The Washington legislature passed the plan in April, and Gov. Jay Inslee, who is running for president in 2020, is expected to sign it on Monday. Similar public options have been proposed in eight states, including Colorado and New Mexico, but Washington is the first to successfully pass a bill.

The model that will be put in place in Washington is one that’s supported by some of the centrist candidates running for office in 2020. It doesn’t cut out private insurance companies, but instead incorporates them into the public plan. This avoids a fight with a powerful lobbying group, but doesn’t do as much to lower costs as the national Medicare for All plan sponsored by Sen. Bernie Sanders would.

Cascade Care plans to lower costs by instituting caps on the amount of money the state will pay doctors, hospitals, and other providers. The initial cap on rates set by Washington is high, at 160 percent of federal Medicare rates. Legislators set this cap in order to attract providers to the new plans. But with rates that high, it’s unclear whether the savings will be enough to make a real difference to patients.

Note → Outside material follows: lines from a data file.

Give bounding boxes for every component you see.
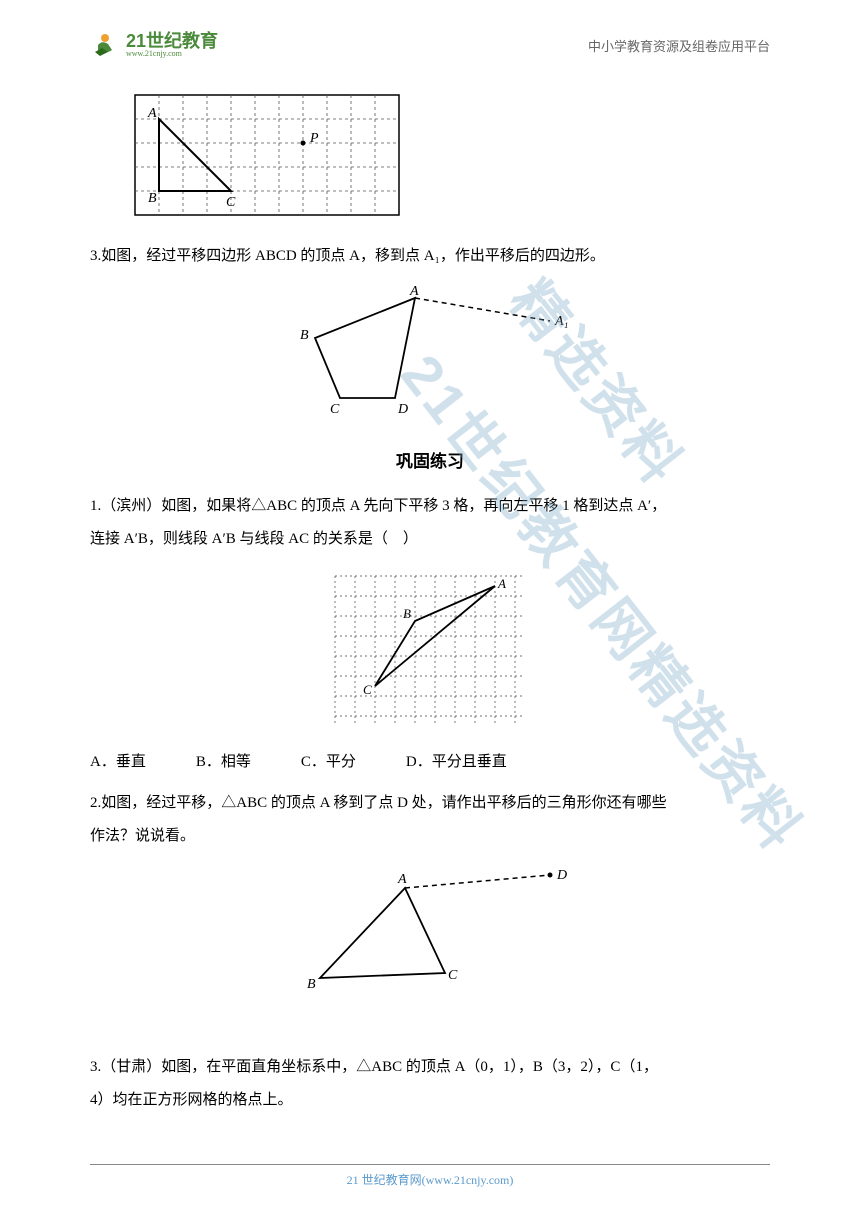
- abc-label-A: A: [497, 576, 506, 591]
- tri-label-B: B: [307, 977, 316, 992]
- problem-3-bottom-line1: 3.（甘肃）如图，在平面直角坐标系中，△ABC 的顶点 A（0，1），B（3，2…: [90, 1051, 770, 1084]
- label-A: A: [147, 106, 157, 121]
- problem-1-line1: 1.（滨州）如图，如果将△ABC 的顶点 A 先向下平移 3 格，再向左平移 1…: [90, 490, 770, 523]
- figure-grid-abc: A B C: [90, 566, 770, 736]
- problem-1-line2: 连接 A′B，则线段 A′B 与线段 AC 的关系是（ ）: [90, 523, 770, 556]
- figure-quadrilateral: A A₁ B C D: [90, 283, 770, 423]
- option-a: A．垂直: [90, 746, 146, 779]
- quadrilateral-svg: A A₁ B C D: [260, 283, 600, 423]
- label-B: B: [148, 191, 157, 206]
- option-d: D．平分且垂直: [406, 746, 507, 779]
- label-P: P: [309, 131, 319, 146]
- problem-2-line2: 作法？说说看。: [90, 820, 770, 853]
- logo: 21世纪教育 www.21cnjy.com: [90, 30, 218, 60]
- logo-sub-text: www.21cnjy.com: [126, 50, 218, 58]
- quad-label-B: B: [300, 328, 309, 343]
- logo-text: 21世纪教育 www.21cnjy.com: [126, 32, 218, 58]
- problem-3-bottom-line2: 4）均在正方形网格的格点上。: [90, 1084, 770, 1117]
- figure-grid-triangle: A B C P: [130, 90, 770, 230]
- abc-label-C: C: [363, 682, 372, 697]
- quad-label-D: D: [397, 402, 408, 417]
- page-footer: 21 世纪教育网(www.21cnjy.com): [0, 1164, 860, 1188]
- page-header: 21世纪教育 www.21cnjy.com 中小学教育资源及组卷应用平台: [0, 0, 860, 70]
- triangle-abc-d-svg: A B C D: [275, 863, 585, 993]
- problem-3-bottom: 3.（甘肃）如图，在平面直角坐标系中，△ABC 的顶点 A（0，1），B（3，2…: [90, 1051, 770, 1117]
- problem-3-top-text: 3.如图，经过平移四边形 ABCD 的顶点 A，移到点 A₁，作出平移后的四边形…: [90, 248, 605, 264]
- problem-2: 2.如图，经过平移，△ABC 的顶点 A 移到了点 D 处，请作出平移后的三角形…: [90, 787, 770, 853]
- label-C: C: [226, 195, 236, 210]
- footer-line: [90, 1164, 770, 1165]
- grid-abc-svg: A B C: [325, 566, 535, 736]
- abc-label-B: B: [403, 606, 411, 621]
- tri-label-C: C: [448, 968, 458, 983]
- quad-label-C: C: [330, 402, 340, 417]
- logo-icon: [90, 30, 120, 60]
- footer-text: 21 世纪教育网(www.21cnjy.com): [347, 1173, 514, 1187]
- quad-label-A1: A₁: [554, 314, 568, 329]
- logo-main-text: 21世纪教育: [126, 32, 218, 50]
- tri-label-A: A: [397, 872, 407, 887]
- grid-triangle-svg: A B C P: [130, 90, 420, 230]
- tri-label-D: D: [556, 868, 567, 883]
- section-title: 巩固练习: [90, 443, 770, 480]
- problem-1-options: A．垂直 B．相等 C．平分 D．平分且垂直: [90, 746, 770, 779]
- figure-triangle-abc-d: A B C D: [90, 863, 770, 993]
- option-c: C．平分: [301, 746, 356, 779]
- quad-label-A: A: [409, 284, 419, 299]
- page-content: A B C P 3.如图，经过平移四边形 ABCD 的顶点 A，移到点 A₁，作…: [0, 70, 860, 1117]
- option-b: B．相等: [196, 746, 251, 779]
- problem-3-top: 3.如图，经过平移四边形 ABCD 的顶点 A，移到点 A₁，作出平移后的四边形…: [90, 240, 770, 273]
- problem-2-line1: 2.如图，经过平移，△ABC 的顶点 A 移到了点 D 处，请作出平移后的三角形…: [90, 787, 770, 820]
- header-right-text: 中小学教育资源及组卷应用平台: [588, 36, 770, 55]
- problem-1: 1.（滨州）如图，如果将△ABC 的顶点 A 先向下平移 3 格，再向左平移 1…: [90, 490, 770, 556]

Another concern is that patients in Washington’s rural areas already struggle to find doctors who will accept their insurance. Even with the high caps, this new plan could make that even harder.

With their new plan, Washington will avoid the obvious way of saving money on healthcare: cutting out insurance companies. Instead, Cascade Care lets insurance companies remain central to healthcare by hiring them to administer the plan.

“It’s an attempt to keep the insurance companies in the game,” Aaron Katz, a professor of health policy at University of Washington, told ABC.

This model inadvertently demonstrates a weakness in the hybrid health care proposals advocated by some centrist Democrats—once you cut insurance companies in, it becomes extremely difficult to cut them out.

“The size of the business that we are giving to private insurers makes it ever more difficult to ever extract ourselves from those dependencies,” Katz told ABC.

Even the bill’s sponsor, state Sen. David Frockt, calls the plan a compromise.

“What’s important about this plan is that the government is coming in and taking a more aggressive role in regulating the cost drivers of health care,” Frockt told ABC.